No
dia seguinte, como eu estivesse a preparar-me para descer, entrou no meu quarto
uma borboleta, tão negra como a outra, e muito maior do que ela. A
borboleta, depois de esvoaçar muito em torno de mim, pousou-me na testa.
Sacudi-a, ela foi pousar na vidraça; e, porque eu a sacudisse de novo, saiu
dali e veio parar em cima de um velho retrato de meu pai. Era negra como a
noite. O gesto brando com que, uma vez posta, começou a mover as asas, tinha
certo ar escarninho, que me aborreceu muito.

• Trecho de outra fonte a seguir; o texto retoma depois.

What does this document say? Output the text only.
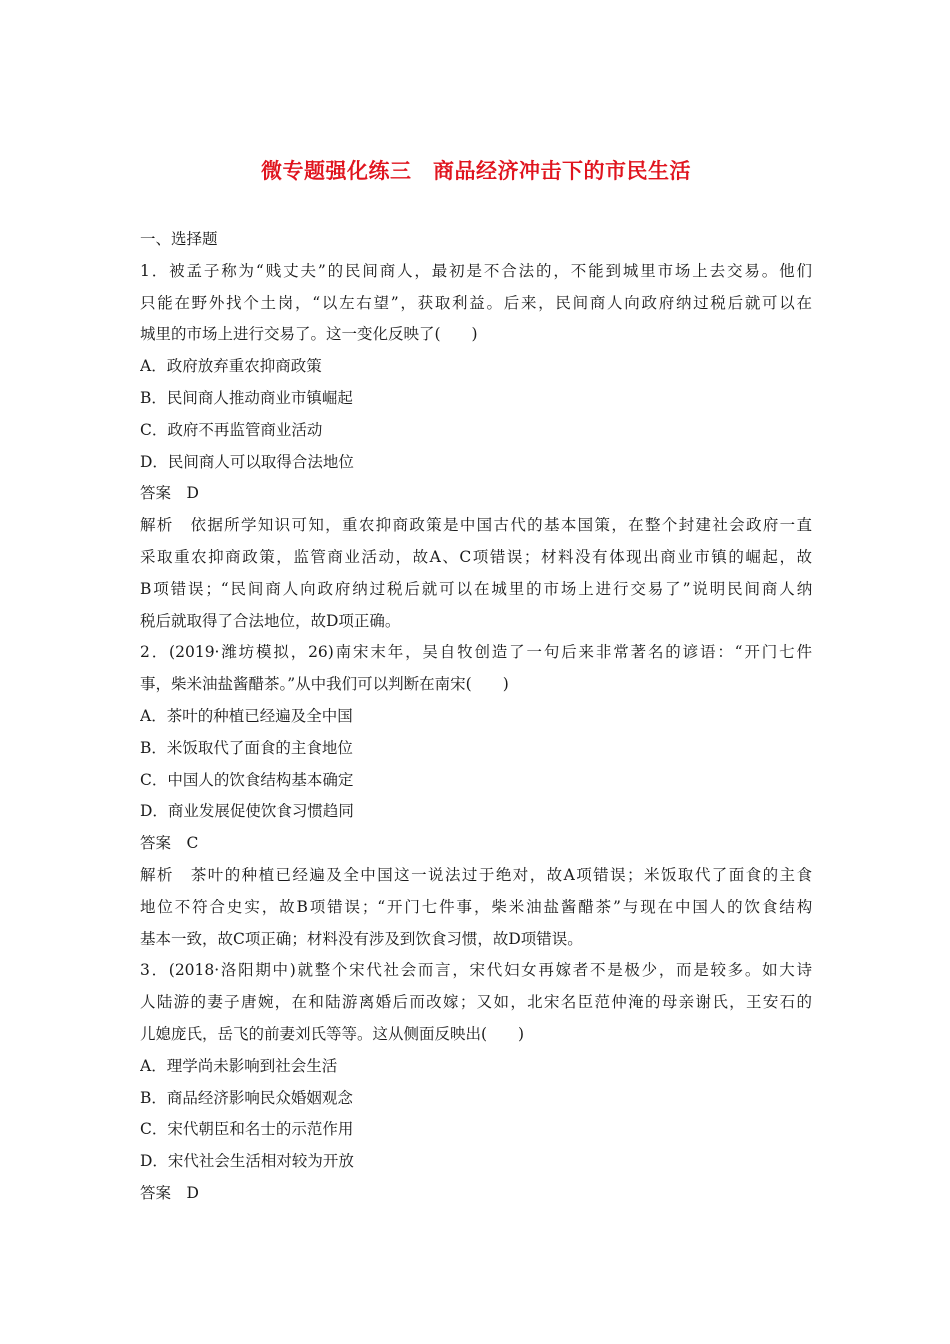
微专题强化练三　商品经济冲击下的市民生活
一、选择题
1．被孟子称为“贱丈夫”的民间商人，最初是不合法的，不能到城里市场上去交易。他们
只能在野外找个土岗，“以左右望”，获取利益。后来，民间商人向政府纳过税后就可以在
城里的市场上进行交易了。这一变化反映了(　　)
A．政府放弃重农抑商政策
B．民间商人推动商业市镇崛起
C．政府不再监管商业活动
D．民间商人可以取得合法地位
答案　D
解析　依据所学知识可知，重农抑商政策是中国古代的基本国策，在整个封建社会政府一直
采取重农抑商政策，监管商业活动，故A、C项错误；材料没有体现出商业市镇的崛起，故
B项错误；“民间商人向政府纳过税后就可以在城里的市场上进行交易了”说明民间商人纳
税后就取得了合法地位，故D项正确。
2．(2019·潍坊模拟，26)南宋末年，吴自牧创造了一句后来非常著名的谚语：“开门七件
事，柴米油盐酱醋茶。”从中我们可以判断在南宋(　　)
A．茶叶的种植已经遍及全中国
B．米饭取代了面食的主食地位
C．中国人的饮食结构基本确定
D．商业发展促使饮食习惯趋同
答案　C
解析　茶叶的种植已经遍及全中国这一说法过于绝对，故A项错误；米饭取代了面食的主食
地位不符合史实，故B项错误；“开门七件事，柴米油盐酱醋茶”与现在中国人的饮食结构
基本一致，故C项正确；材料没有涉及到饮食习惯，故D项错误。
3．(2018·洛阳期中)就整个宋代社会而言，宋代妇女再嫁者不是极少，而是较多。如大诗
人陆游的妻子唐婉，在和陆游离婚后而改嫁；又如，北宋名臣范仲淹的母亲谢氏，王安石的
儿媳庞氏，岳飞的前妻刘氏等等。这从侧面反映出(　　)
A．理学尚未影响到社会生活
B．商品经济影响民众婚姻观念
C．宋代朝臣和名士的示范作用
D．宋代社会生活相对较为开放
答案　D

Dei de ombros, sai do quarto; mas
tornando lá, minutos depois, e achando-a ainda no mesmo lugar, senti um repelão
dos nervos, lancei mão de uma toalha, bati-lhe e ela caiu.
Não
caiu morta; ainda torcia o corpo e movia as farpinhas da cabeça. Apiedei-me;
tomei-a na palma da mão e fui depô-la no peitoril da janela. Era tarde; a
infeliz expirou dentro de alguns segundos. Fiquei um pouco aborrecido,
incomodado.
—
Também por que diabo não era ela azul? Disse comigo.
E
esta reflexão, — uma das mais profundas que se tem feito, desde a invenção das
borboletas, — me consolou do malefício, e me reconciliou comigo mesmo.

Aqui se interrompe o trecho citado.